4. Expected_output validation

  • case-specific expected_output values are specific and testable, not vague
  • Items where expected_output is universal don't redundantly carry expected_output

5. Verify by listing

pixie dataset list

Or in the build script:

ds = store.get("qa-golden-set")
print(f"Dataset has {len(ds.items)} items")
for i, item in enumerate(ds.items):
    print(f"  [{i}] input keys: {list(item.eval_input.keys()) if isinstance(item.eval_input, dict) else type(item.eval_input)}")
    print(f"       expected_output: {item.expected_output[:80] if item.expected_output != 'UNSET' else 'UNSET'}...")

Put the build script at pixie_qa/scripts/build_dataset.py:

"""Build the eval dataset with made-up scenarios.

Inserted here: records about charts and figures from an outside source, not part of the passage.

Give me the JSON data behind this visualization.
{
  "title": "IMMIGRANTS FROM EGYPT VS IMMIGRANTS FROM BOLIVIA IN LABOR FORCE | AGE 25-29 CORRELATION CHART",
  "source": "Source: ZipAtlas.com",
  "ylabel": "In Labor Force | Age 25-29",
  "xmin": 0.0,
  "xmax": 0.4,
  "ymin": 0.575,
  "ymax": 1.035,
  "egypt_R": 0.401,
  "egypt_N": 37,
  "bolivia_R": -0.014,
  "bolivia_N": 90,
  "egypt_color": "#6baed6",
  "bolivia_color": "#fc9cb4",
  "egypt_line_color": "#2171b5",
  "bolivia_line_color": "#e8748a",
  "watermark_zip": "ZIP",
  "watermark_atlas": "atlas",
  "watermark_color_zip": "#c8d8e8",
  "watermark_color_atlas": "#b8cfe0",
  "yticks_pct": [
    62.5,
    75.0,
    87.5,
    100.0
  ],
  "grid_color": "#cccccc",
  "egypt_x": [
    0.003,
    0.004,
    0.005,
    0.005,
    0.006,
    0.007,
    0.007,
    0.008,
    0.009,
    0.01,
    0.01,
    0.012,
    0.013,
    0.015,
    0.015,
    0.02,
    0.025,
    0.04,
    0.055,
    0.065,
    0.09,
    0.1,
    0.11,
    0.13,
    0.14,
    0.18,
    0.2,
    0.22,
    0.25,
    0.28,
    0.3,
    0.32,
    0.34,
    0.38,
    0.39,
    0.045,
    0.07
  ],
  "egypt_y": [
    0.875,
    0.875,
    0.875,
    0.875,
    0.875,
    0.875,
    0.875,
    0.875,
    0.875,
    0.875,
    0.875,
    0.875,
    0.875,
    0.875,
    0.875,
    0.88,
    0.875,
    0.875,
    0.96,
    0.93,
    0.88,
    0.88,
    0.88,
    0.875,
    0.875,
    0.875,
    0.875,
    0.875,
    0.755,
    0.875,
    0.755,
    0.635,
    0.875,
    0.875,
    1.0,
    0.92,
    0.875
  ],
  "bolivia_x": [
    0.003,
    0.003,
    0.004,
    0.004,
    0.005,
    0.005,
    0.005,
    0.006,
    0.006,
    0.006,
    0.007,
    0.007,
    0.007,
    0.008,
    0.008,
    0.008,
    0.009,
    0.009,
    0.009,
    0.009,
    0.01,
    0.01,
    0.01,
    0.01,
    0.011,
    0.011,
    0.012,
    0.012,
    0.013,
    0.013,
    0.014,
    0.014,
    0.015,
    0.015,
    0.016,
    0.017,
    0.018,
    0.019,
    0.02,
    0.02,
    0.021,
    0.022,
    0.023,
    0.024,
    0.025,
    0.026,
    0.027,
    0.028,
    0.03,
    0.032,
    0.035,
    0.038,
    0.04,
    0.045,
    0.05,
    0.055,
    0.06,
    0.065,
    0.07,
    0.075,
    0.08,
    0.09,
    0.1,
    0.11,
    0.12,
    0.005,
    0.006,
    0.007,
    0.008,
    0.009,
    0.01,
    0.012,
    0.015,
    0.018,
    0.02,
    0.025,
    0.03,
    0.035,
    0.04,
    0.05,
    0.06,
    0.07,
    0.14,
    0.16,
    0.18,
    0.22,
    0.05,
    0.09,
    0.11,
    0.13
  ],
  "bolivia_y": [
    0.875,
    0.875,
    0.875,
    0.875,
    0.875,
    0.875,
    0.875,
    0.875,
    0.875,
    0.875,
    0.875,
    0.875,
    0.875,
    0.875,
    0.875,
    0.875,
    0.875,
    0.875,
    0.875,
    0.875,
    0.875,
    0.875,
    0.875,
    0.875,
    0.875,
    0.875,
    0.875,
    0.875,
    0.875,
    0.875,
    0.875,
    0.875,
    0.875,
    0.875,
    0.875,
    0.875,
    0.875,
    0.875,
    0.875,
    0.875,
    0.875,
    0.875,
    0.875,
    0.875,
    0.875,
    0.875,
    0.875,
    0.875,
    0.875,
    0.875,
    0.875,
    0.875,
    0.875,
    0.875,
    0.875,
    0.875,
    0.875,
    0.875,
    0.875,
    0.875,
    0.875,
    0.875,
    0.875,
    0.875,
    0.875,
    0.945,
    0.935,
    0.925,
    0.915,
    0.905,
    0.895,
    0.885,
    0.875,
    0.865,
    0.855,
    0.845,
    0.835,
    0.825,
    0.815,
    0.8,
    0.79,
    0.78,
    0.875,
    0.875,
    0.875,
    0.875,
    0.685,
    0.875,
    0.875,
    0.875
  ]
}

Each eval_input matches the data shape from the reference trace (Step 2).
Run this script to create/recreate the dataset.
"""
from pixie import DatasetStore, Evaluable

DATASET_NAME = "qa-golden-set"

def build() -> None:
    store = DatasetStore()

    # Recreate fresh
    try:
        store.delete(DATASET_NAME)
    except FileNotFoundError:
        pass
    store.create(DATASET_NAME)

    items = [
        # Normal case — straightforward question
        Evaluable(
            eval_input={
                "user_message": "What are your business hours?",
                "customer_profile": {"name": "Alice Johnson", "account_id": "C100", "tier": "gold"},
            },
            expected_output="Should mention Mon-Fri 9am-5pm and Sat 10am-2pm",
        ),
        # Edge case — ambiguous request
        Evaluable(
            eval_input={
                "user_message": "I want to change something",
                "customer_profile": {"name": "Bob Smith", "account_id": "C200", "tier": "basic"},
            },
            expected_output="Should ask for clarification about what to change",
        ),
        # ... more items covering different scenarios
    ]

    for item in items:
        store.append(DATASET_NAME, item)

    # Verify
    ds = store.get(DATASET_NAME)
    print(f"Dataset '{DATASET_NAME}' has {len(ds.items)} items")
    for i, entry in enumerate(ds.items):
        keys = list(entry.eval_input.keys()) if isinstance(entry.eval_input, dict) else type(entry.eval_input)
        print(f"  [{i}] input keys: {keys}")

if __name__ == "__main__":
    build()

The cardinal rule

eval_output is always produced at test time, never stored in the dataset. The dataset contains eval_input (made-up input matching the reference trace shape) and optionally expected_output (the reference to judge against). The test's runnable function produces eval_output by replaying eval_input through the real app.